Following the public comments, the board trustees met in executive session to discuss the pending litigation regarding the district buildings. They took no action on the matter.

An attorney for the school district, Benjamin Castillo, said he could not speak on the issue because he’s unable to comment on pending litigation.

However, the situation has caught the attention of a state lawmaker who is questioning how another piece of legislation applies to the school district’s contracts with the attorneys hired to prosecute these cases.

On Feb. 1, state Rep. Terry Canales, D-Edinburg, requested an attorney general opinion on whether H.B 2826, which amended Section 2254 of the Texas Government Code, applies to contracts entered after the amendment went into effect in September 2019.

The amendment states that before a political subdivision, such as a school district, can enter into a contingent fee contract for legal services, it must publish findings supporting the need for the contract.

A contingent fee contract, according to the bill, is for legal services in which the payment of legal fees is at least partly contingent on the outcome of the lawsuit or other service for which the attorneys were hired.

Such a contract must be approved in an open meeting and must be approved by the state attorney general.

In his request for an opinion, Canales questioned whether an existing contract that changes the scope of work is void under the Section 2254 of the government code.
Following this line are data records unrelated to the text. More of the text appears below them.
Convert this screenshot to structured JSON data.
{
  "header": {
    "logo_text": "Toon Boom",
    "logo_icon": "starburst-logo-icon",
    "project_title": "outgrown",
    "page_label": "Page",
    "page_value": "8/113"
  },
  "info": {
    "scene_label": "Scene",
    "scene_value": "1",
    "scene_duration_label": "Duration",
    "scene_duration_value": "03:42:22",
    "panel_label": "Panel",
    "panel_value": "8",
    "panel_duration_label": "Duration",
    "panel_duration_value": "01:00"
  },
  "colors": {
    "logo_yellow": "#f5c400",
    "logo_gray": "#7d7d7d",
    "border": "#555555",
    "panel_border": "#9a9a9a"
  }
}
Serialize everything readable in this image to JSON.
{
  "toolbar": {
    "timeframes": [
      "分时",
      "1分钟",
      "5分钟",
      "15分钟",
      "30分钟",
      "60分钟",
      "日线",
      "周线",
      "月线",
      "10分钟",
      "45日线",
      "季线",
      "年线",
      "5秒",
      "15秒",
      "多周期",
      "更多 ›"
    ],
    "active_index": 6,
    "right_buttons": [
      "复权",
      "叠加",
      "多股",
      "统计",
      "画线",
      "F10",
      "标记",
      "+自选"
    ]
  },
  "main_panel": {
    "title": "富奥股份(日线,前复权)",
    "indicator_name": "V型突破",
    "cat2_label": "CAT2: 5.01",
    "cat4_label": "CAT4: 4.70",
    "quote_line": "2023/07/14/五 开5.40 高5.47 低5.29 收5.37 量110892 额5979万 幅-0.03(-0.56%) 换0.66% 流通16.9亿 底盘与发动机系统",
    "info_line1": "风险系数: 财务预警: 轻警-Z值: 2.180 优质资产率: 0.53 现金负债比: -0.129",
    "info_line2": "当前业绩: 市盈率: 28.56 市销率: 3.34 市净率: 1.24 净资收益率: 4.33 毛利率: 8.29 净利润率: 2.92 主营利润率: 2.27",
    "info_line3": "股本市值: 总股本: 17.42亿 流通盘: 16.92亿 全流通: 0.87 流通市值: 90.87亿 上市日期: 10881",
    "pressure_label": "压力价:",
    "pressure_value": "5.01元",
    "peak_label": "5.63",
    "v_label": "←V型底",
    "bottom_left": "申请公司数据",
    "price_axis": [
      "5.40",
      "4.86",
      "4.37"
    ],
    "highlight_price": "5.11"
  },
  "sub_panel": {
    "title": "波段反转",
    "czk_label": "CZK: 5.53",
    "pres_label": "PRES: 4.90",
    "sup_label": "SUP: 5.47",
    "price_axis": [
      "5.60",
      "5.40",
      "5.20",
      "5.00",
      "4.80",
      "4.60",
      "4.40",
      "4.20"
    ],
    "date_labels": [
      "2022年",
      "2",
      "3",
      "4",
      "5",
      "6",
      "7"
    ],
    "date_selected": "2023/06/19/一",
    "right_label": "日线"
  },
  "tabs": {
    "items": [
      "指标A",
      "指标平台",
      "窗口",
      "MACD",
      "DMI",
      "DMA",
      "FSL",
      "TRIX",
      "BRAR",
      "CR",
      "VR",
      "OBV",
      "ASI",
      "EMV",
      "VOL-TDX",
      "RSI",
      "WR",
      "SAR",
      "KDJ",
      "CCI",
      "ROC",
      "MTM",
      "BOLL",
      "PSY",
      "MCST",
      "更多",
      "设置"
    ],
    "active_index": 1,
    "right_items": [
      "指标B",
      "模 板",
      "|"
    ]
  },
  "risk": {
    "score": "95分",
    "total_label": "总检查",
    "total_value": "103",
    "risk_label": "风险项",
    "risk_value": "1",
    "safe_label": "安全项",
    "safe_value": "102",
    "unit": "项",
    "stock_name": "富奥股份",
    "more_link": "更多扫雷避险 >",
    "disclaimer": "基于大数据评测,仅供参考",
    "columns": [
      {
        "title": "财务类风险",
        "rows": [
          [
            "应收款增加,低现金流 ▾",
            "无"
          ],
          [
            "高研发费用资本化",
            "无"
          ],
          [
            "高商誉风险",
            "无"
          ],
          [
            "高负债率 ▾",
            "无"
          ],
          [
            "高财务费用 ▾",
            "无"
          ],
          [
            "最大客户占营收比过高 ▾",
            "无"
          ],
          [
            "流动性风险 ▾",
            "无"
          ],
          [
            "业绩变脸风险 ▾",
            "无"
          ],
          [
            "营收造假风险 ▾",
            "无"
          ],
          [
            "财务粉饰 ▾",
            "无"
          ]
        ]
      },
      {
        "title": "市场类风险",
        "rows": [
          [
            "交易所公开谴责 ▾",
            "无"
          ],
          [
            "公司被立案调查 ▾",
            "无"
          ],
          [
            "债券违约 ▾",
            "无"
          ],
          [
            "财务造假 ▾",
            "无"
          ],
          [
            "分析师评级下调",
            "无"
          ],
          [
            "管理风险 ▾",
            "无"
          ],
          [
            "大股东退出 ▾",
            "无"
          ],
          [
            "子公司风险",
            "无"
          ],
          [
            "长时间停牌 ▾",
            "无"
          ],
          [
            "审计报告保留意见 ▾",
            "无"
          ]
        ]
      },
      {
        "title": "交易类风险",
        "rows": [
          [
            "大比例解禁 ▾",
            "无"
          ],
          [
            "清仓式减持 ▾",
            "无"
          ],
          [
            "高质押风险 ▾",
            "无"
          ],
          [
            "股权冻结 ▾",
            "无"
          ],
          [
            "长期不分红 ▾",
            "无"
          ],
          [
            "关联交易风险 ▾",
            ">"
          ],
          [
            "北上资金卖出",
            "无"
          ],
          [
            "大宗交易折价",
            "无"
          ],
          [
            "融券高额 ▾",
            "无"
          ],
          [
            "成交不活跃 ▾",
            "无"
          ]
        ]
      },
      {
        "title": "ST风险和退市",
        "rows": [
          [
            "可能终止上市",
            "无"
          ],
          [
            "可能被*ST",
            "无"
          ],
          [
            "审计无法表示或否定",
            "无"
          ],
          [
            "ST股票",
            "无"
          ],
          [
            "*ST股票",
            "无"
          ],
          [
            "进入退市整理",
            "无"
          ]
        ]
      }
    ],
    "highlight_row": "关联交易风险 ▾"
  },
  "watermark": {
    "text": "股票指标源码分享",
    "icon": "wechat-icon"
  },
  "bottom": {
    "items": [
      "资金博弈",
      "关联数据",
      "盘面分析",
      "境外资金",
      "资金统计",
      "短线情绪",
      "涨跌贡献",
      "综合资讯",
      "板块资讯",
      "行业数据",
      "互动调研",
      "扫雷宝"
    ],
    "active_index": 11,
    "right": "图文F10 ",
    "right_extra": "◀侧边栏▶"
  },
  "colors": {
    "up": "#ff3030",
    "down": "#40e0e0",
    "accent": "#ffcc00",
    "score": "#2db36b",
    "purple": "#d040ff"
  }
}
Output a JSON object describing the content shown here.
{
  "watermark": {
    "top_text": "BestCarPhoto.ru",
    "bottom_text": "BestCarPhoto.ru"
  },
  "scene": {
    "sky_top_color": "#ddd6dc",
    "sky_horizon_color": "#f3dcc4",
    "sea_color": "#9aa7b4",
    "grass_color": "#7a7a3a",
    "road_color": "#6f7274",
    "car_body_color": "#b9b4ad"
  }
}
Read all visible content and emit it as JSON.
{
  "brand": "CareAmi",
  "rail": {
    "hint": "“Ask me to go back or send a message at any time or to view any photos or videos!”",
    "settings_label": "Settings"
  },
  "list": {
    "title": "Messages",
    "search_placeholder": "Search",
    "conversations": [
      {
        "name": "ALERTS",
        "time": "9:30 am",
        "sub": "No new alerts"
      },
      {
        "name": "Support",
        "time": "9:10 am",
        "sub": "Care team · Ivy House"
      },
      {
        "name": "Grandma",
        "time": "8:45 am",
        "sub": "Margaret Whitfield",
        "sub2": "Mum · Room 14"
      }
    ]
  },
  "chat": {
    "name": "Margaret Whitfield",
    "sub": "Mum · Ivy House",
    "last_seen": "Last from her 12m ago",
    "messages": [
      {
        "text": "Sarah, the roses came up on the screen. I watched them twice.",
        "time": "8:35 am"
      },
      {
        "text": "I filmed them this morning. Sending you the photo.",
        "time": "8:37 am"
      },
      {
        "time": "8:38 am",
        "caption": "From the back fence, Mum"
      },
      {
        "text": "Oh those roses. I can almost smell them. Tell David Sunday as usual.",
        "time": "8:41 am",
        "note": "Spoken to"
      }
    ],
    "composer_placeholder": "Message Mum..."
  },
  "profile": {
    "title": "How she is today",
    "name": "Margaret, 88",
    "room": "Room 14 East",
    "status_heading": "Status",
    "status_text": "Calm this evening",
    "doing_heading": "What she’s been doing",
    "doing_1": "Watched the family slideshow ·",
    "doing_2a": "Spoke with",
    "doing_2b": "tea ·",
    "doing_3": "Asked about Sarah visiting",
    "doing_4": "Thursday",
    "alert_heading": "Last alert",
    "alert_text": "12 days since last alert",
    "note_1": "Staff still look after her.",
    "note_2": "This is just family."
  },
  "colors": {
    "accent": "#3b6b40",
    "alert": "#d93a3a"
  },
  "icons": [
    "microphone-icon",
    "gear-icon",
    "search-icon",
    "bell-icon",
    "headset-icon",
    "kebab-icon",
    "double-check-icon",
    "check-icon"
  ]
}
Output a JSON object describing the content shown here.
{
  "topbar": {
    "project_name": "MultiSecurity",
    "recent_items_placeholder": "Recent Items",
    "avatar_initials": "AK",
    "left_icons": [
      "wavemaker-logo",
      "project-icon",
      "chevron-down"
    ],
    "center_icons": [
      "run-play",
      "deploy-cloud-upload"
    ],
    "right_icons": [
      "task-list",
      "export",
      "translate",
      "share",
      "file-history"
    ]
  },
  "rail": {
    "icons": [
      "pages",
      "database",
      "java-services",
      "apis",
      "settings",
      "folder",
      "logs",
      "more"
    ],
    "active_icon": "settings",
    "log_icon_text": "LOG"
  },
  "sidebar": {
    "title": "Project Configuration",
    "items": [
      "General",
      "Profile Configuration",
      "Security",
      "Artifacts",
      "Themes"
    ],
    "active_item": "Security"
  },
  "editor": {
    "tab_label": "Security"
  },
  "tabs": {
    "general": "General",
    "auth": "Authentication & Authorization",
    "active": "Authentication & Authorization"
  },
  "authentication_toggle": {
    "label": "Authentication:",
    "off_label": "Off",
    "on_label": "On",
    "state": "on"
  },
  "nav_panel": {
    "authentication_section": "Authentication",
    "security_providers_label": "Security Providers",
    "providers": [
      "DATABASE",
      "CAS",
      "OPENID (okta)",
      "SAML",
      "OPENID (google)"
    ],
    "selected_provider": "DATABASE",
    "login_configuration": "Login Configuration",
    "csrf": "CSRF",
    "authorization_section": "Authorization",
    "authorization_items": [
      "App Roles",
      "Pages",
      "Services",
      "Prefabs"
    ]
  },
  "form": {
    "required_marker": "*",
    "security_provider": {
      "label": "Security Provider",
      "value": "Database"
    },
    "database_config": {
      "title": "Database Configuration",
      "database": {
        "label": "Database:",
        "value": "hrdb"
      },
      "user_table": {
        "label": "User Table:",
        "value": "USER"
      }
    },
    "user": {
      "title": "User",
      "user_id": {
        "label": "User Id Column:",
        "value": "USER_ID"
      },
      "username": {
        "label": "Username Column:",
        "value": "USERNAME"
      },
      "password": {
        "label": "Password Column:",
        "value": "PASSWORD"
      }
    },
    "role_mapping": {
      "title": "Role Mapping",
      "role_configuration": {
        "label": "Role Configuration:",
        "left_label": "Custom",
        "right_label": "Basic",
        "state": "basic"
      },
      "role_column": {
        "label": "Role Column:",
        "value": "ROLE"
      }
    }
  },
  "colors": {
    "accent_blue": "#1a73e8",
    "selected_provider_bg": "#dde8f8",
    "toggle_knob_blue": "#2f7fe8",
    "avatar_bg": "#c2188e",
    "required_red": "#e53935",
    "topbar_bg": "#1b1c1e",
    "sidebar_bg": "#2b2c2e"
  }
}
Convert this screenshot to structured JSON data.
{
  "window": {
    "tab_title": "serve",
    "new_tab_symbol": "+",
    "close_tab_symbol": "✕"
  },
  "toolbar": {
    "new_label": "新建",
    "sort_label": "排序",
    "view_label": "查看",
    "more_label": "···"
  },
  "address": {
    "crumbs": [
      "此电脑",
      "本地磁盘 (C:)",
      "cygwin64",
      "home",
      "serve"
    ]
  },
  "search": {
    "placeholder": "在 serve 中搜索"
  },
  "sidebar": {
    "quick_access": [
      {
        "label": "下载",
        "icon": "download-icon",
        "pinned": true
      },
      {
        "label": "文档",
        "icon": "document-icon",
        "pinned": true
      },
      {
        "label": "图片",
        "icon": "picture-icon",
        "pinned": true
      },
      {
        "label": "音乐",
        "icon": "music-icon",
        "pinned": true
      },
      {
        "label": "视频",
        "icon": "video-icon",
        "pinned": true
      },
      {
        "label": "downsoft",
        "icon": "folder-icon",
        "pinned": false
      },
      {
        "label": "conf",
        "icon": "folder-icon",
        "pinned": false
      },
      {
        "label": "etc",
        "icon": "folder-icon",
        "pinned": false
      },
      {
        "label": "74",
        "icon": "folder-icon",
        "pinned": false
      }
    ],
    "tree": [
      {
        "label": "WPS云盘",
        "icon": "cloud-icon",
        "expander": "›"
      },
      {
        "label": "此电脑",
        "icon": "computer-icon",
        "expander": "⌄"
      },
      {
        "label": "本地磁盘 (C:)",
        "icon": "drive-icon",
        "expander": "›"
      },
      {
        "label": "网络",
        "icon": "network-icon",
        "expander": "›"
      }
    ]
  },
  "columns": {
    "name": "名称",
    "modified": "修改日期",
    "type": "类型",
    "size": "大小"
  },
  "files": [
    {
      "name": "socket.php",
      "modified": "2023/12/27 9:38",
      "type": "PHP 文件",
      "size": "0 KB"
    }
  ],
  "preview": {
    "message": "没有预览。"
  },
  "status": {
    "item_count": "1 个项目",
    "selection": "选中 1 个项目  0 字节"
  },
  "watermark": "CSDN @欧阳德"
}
“For example, if a political subdivision contracted with attorneys before September 1, 2019 to pursue a multimillion-dollar lawsuit for alleged defects in the construction of a specified elementary school, can the political subdivision amend that contact after September 1, 2019 to allow the attorneys to pursue other multimillion-dollar lawsuits for alleged defects in the construction of other school buildings?” Canales wrote. “Or, instead, is the amendment void and unenforceable?”

When asked what prompted this request for an opinion, Canales responded via email that, though a lawyer himself, he had “major concerns about lawyers who abuse the system to enrich themselves.”

“Construction Defect Lawyers are unnecessarily drumming up litigation, by and through school districts, which for the most part are vexatious and frivolous claims,” Canales wrote. “These lawyers pour over the construction contracts, and look for anything they can find, then sue everyone under the sun, whether or not they had anything to do with the alleged problem or not.”

He added the unintended consequences of such lawsuits would only hurt school districts and the taxpayers who fund them by raising construction costs, insurance premiums and, ultimately, property taxes.

Canales also pointed specifically to the situation with the PSJA school district as an example of the onslaught of litigation being filed in the Rio Grande Valley.

“Last session, legislation was passed to create more fairness in this process. Yet, lawyers have sought loopholes to subvert the law,” Canales wrote in response to what were the main concerns regarding amendments to existing contracts. “The law says you need AG approval for these types of contracts with attorneys going forward, so lawyers are trying to bootstrap themselves to older contracts claiming they are grandfathered, and therefore not subject to the new law.”

“It’s possible that these loopholes are not legal,” Canales added, “and therefore, the contracts with the school districts are void as a matter of law.”

The school board trustees are set to discuss and possibly take action on the lawsuits during their next board meeting Tuesday.